Attorney Mary Bonauto sued Massachusetts in state court on behalf of seven couples seeking the right to marry.
Bonauto, the lead litigator for the Boston-based public interest firm Gay & Lesbian Advocates & Defenders, had been one of three lawyers behind a similar 1997 challenge in Vermont. That case had yielded mixed results: the Vermont Supreme Court was persuaded that the existing marriage law excluding gay and lesbian couples was unconstitutional, but a majority could not agree that the remedy was to permit them to wed. Instead, legislators created the novel practice of “civil unions,” a compromise alternative that extended the rights and benefits of same-sex marriage to same-sex couples without the fraught label. She and her fellow attorneys had helped pave the way for such a separate-but-equal institution, Bonauto came to conclude, by focusing too much on constitutional arguments about government-awarded benefits and not enough on the symbolic power of having one’s relationship recognized as a marriage.
To avoid a similar outcome in Massachusetts, Bonauto worked to create a more emotionally resonant case. Instead of just pulling plaintiffs from the state’s small circle of pro-marriage activists, Bonauto trekked across Massachusetts to recruit couples who would reflect a diversity of age, gender, class, family structure, life experience, and geography. She expressly sought out plaintiffs in every Massachusetts media market, so as to maximize human-interest coverage of their lives by local press. The lawsuit would take the shared name of Julie and Hillary Goodridge, whose three-year-old daughter Annie had once asked them: “If you love each other, then why aren’t you married?”
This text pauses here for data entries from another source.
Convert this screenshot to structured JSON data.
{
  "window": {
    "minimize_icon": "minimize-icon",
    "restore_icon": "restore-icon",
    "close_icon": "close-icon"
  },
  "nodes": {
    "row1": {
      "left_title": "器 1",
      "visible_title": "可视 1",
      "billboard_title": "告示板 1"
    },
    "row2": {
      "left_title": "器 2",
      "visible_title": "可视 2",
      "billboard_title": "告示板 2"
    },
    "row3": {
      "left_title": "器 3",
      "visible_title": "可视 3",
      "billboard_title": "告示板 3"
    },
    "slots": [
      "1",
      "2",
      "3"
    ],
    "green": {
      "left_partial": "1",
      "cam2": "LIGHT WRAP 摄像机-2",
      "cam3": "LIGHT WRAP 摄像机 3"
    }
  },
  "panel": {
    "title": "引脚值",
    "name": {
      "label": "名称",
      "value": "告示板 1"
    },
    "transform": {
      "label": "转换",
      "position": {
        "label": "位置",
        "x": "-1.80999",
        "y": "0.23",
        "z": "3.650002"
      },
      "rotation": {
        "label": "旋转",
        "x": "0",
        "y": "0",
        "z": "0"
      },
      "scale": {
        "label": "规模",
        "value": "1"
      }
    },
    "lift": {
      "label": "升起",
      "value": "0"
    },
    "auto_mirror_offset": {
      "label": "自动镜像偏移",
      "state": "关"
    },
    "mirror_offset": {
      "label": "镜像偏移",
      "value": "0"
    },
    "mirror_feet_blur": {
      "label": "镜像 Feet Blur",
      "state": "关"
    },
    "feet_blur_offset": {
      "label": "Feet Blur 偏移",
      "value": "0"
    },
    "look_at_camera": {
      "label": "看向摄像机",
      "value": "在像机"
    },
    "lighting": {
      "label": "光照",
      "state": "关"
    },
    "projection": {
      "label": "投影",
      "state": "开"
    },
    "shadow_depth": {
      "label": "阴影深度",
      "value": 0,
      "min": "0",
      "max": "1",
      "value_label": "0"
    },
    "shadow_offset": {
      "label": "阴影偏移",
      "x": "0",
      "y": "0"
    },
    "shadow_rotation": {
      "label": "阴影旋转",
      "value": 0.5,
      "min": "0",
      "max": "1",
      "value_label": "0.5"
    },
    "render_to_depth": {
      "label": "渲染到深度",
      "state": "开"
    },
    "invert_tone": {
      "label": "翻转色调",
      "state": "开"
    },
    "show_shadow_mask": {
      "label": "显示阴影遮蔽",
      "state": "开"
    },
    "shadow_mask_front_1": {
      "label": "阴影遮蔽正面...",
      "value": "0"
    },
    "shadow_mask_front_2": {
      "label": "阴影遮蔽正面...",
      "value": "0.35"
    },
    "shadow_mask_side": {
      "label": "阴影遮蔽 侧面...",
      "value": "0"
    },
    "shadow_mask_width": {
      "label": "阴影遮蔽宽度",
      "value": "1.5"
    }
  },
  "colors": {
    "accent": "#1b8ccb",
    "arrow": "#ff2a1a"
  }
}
Bonauto unveiled Goodridge v. Dept. of Public Health on April 11, 2001, at the Omni Parker House in downtown Boston. Fourteen plaintiffs crowded around her at the podium in the hotel ballroom; all had requested marriage licenses from town clerks’ offices over the prior two weeks and believed their denial violated the state constitution. She hoped they would tell a different story than she and her fellow attorneys were able to in Vermont. “Marriage,” Bonauto told reporters, “is a legal relationship and a social status understood everywhere.”